それにΩだと小学生の時に判明した陽向はすぐに診断を受け、抑制剤を服用し始めた。現在、日本在住のΩは月一の定期検診と日々の抑制剤服用を義務付けられており、陽向はその管理によって今まで発情を感じることなく過ごせている。発情期と思われる期間、身体の怠さは感じるものの、フェロモンを発生し他人を惑わせる事もなければ誰かに抱かれたくなる衝動を感じた事もない。コントロールは完璧だ。
まあ大丈夫かと思う。
事情がありそうな様子だし、困っている同級生とその子を見捨てることは出来ない。
東園は凛子を抱いているのにも関わらず片手でスマホを操り陽向の連絡先を登録した。陽向も登録して、仕事が終わったら連絡することになった。
園児用の低い靴箱の上に良く磨かれた革靴と、ピンクの小さな靴が並んでいる。
「凛子ちゃん貰おうか、靴履くだろ」
東園が靴を履く為凛子を受けとる。
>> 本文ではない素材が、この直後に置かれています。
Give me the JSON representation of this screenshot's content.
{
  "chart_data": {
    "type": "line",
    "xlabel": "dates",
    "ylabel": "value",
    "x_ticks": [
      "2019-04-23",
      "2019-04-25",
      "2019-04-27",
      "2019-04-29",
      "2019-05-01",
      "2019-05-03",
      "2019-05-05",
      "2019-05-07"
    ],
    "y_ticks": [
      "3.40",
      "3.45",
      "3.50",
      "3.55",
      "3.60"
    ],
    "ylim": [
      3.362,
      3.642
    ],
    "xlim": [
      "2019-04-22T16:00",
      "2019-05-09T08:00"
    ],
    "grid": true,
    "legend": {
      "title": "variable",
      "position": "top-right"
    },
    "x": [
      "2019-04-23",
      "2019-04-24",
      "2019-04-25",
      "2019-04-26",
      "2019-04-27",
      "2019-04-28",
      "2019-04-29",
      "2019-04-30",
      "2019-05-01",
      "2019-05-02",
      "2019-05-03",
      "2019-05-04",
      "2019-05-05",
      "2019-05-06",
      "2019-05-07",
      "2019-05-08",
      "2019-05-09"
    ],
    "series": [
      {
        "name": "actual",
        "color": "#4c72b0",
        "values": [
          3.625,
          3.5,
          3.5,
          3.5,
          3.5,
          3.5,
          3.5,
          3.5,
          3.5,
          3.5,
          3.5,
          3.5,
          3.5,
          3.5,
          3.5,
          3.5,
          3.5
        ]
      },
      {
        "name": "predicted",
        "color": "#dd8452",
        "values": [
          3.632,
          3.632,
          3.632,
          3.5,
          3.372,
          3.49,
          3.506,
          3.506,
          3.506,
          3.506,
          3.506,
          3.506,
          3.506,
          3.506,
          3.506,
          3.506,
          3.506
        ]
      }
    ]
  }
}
やはり身体が熱いなと思いながら動かされてむずがる凛子をゆっくりゆらゆら揺らしながらあやす。しっかり起きなかったので助かった。
「慣れてるな、先生」
「茶化すなよ」
睨むと笑顔を返された。整った容貌の笑顔って破壊力があるなとひそかに嘆息する。女性に向けたら百人が百人落ちそうだ。
「家に行けばいいんだよね、住所あとで送ってくれる? あ、車で来たの? 駐車場まで行こうか?」
凛子が起きないようにそっと抱き渡す。東園が近付いた瞬間、漂う匂いに動きが止まったが徐々に嗅ぎ慣れてきたようで息を止めなくても大丈夫だった。
「ありがとう。ここでいいから仕事に戻ってくれ。連絡する」
間近で目が合う。美しい色合いの瞳に目が離せなくてついじっと眺めてしまう。凛子がむずがり東園が抱き直した。
「あ、じゃああとで。何か買っていくものとかあったら言ってね」
「ああ」
ほんの数秒でも凝視してしまって申し訳なく感じる。じろじろ他人に顔を見られるなんて嫌に決まっている、陽向が絶世の美女なら別かもしれないけれど。
笑みを浮かべた東園は背をむけて進み始めたかと思ったら急に立ち止まり振り返った。なにか忘れ物かと思ったが東園は陽向を一瞥するとすぐ向き直り歩き始めた。